Are We Really Going to Sell Socialism in This Country Based on the Fact that the Middle Class is Getting Rich?

I present, the shrinking American middle class.  2/3 of the losses were because they moved to "rich".

um-isnt-this-good-news

via Reason

I will add to this that even our poor are materially better off than the poor in European socialist / 3rd way countries. Here is the absolute well-being by income percentile of the US vs. Bernie Sander's beloved Denmark.

click to enlarge

9 Comments

  1. mesaeconoguy:

    Of course we are, because INEQUALITY!

    Seriously, this is our new dystopic leftist ruling class. Create an alternate reality, pretend contrary evidence doesn’t exist (and that their own policies aren't the actual impediment to growth), and let the ignorant press do the rest.
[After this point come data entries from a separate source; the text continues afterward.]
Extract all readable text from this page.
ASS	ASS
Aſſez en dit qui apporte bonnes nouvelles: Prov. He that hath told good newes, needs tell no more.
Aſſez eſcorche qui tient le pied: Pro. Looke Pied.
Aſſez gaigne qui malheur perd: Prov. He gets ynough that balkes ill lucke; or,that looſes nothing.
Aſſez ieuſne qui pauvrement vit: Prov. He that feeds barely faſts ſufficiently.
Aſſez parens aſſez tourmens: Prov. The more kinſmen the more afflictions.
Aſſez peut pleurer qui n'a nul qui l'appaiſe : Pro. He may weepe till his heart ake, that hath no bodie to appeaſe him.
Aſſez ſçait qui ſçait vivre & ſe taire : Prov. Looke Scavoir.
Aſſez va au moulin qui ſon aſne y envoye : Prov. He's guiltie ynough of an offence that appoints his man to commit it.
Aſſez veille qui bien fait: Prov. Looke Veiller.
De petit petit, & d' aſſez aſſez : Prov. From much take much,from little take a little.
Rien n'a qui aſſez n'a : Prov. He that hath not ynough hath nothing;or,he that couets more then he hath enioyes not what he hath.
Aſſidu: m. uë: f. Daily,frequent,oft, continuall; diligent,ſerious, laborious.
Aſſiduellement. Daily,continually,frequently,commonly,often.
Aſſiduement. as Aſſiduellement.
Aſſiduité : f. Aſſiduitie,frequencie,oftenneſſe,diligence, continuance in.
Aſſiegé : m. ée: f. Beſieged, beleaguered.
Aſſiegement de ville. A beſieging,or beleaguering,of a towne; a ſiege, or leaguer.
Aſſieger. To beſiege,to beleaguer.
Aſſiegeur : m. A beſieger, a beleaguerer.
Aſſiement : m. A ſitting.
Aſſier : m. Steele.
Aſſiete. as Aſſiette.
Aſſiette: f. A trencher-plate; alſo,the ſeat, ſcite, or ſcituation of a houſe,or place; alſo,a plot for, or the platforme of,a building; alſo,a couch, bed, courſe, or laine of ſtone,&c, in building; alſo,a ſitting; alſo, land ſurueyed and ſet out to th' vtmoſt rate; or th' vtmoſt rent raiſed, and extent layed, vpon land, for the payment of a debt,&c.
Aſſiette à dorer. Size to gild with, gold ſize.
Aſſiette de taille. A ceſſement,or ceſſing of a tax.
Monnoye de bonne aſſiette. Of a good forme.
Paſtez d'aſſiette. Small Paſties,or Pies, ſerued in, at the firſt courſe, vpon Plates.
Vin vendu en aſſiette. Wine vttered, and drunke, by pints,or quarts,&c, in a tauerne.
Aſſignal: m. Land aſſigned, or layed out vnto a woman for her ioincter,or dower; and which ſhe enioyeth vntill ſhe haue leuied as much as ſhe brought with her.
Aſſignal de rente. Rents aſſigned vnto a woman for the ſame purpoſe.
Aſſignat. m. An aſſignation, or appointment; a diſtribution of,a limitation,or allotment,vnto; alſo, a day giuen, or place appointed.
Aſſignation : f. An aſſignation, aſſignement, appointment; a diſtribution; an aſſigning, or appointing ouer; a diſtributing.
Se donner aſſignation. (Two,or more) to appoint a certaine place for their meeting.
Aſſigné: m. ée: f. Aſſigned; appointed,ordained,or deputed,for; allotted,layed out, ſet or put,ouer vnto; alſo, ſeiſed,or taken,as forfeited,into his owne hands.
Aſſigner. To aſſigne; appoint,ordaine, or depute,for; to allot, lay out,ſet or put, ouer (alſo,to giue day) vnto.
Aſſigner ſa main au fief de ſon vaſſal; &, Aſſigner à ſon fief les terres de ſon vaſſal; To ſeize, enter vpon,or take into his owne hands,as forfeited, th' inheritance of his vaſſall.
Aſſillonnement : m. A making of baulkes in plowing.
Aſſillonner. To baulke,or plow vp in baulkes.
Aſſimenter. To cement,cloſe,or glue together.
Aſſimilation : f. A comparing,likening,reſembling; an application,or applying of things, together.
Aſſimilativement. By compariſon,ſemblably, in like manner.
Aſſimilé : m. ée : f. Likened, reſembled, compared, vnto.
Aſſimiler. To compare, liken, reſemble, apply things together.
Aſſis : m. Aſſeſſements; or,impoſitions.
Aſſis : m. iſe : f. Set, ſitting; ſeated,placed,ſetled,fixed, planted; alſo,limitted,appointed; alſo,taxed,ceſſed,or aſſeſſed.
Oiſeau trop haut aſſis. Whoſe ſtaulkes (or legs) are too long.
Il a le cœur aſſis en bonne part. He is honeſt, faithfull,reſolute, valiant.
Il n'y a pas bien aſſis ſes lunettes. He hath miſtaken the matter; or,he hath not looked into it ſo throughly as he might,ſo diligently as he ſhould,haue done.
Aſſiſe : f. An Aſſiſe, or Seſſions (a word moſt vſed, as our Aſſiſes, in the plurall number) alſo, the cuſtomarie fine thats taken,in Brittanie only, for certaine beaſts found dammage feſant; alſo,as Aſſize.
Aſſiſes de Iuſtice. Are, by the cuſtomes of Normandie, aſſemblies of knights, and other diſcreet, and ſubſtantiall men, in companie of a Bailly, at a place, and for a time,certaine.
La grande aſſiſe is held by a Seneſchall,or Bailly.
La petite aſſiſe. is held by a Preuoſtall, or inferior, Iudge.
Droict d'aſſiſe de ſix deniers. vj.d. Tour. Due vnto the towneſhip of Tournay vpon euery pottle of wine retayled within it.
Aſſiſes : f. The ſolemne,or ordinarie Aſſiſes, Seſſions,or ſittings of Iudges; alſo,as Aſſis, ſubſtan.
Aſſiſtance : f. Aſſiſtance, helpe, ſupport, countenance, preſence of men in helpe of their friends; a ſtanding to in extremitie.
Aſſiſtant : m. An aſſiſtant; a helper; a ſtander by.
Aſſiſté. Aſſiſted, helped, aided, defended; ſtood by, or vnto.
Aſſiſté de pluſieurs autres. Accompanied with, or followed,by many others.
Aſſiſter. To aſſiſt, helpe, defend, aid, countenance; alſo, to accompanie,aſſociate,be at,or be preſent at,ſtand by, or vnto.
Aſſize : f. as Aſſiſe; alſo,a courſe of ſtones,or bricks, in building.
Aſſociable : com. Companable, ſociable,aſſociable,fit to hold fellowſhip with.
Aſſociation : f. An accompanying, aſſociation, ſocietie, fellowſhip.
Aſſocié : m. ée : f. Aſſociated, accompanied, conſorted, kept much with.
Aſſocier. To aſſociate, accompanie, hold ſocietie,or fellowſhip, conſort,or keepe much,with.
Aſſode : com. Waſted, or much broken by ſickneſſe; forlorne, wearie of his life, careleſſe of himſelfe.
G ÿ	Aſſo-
    See also: global warming, higher education.

  2. Alex Silverman:

    Have any data on absolute incomes in the last decade?

  3. irandom419:

    For the greedy, free stuff always sells.

  4. Craig Loehle:

    Demographics were mentioned. Retired people have lower income but also lower expenses. They are no longer saving for college and retirement, for example, nor supporting children. There is somewhat of a bulge in older people today. There are fewer people per household since number of children per family is down compared to 1971. Thus $X income per household goes farther. There are more single earner families (or just single people). The best way to get into the "rich" category is to have two earners. Note that increase in the upper bracket in the graph is in spite of these factors and is thus even stronger than shown.

  5. morganovich:

    be very careful looking at aggregates for recent income.

    1. boomers are retiring. this drags the median down as they were at peak pay.
    2. the biggest working cohort are the millennials. they are just starting. this also drags the median down.
    3. the cost of non cash benefits have exploded and this is not generally included in income figures.
    4. immigrants are also playing a huge role by coming and taking low paying jobs.

    consider an economy with 5 people. they earn 4, 5, 6, 7, 8. the median is 6.

    2 more folks immigrate. they earn 3 (up from 2 at home). the others now earn 5, 6, 7, 8, 9. the median is still 6. this looks like flat income. but every single individual saw their income rise by 1.

    it also looks like greater inequality because the rich now have 9 vs 3 for the poor vs 8 and 4. but, everyone got the same exact raise in nominal dollars and the poor got far larger raises in percentage terms (8 to 9 is 12%, 4 to 5 is 25%)

    now imagine that the guy earning 9 retires. this shifts the median lower for this third period. no one else lost any income, but median drops.

    and we have not even begun to address the issue that percentiles shift. the guy who was 50th percentile might be 75th 10 years later and the guy who was 99th may be retired.

    measuring what is going on with national incomes using simple aggregates like median income across time periods is MUCH more difficult than most realize.

    trying to use gini to measure inequality is even worse.

    imagine a society where we all earn $10 every year. perfect equality.

    now imagine another society where everyone earns $10 at 25 years old, $20 at 35, $30 at 45, $40 at 44 and $50 at 65.

    clearly, you want to live in the second society. it's far richer. it's also perfectly equal in terms of lifetime earnings for each individual. but gini would call it vastly unequal because not everyone is the same age.

    there's a lot of populist muckracking about inequality, but it's very rare the metrics they are using mean what they are claimed to mean.

    whether this is because politicians are economically illiterate (they are) or deliberately dishonest (also a good bet) is hard to say (both is generally the safest answer) but the fact is that this debate is mostly taking place along dogmatic lines without regard to the actual data.

  6. Mike Powers:

    Well, they might be getting rich, but they don't FEEL rich. They have a better life, more fiscal and personal security, more of the goods of luxury, but A: they got them slowly instead of all in a big lump, and B: everyone else around them got the same things at the same time. Familiarity breeds contempt.

  7. MJ:

    The note on the income chart using the Pew data indicates that the income figures are adjusted for household size. And demographics certainly do play a role. What I find odd is the seemingly arbitrary creation of income categories. For example, why is the "upper tier" defined as twice the median income, while "lower tier is defined as 2/3 the median or less"? In principle, it's possible that the distribution of incomes might allow for this, but there is no explicit reference to distributions in the chart, and the use of more 'round' figures, like 2/3 or twice the median suggests that these cutoff points were just arbitrarily chosen by the author(s) for ease of interpretation.

  8. Gary Anderson:

    I think there are a lot more poor, so the move to 20 percent being poor is much more than a few percentage points toward rich.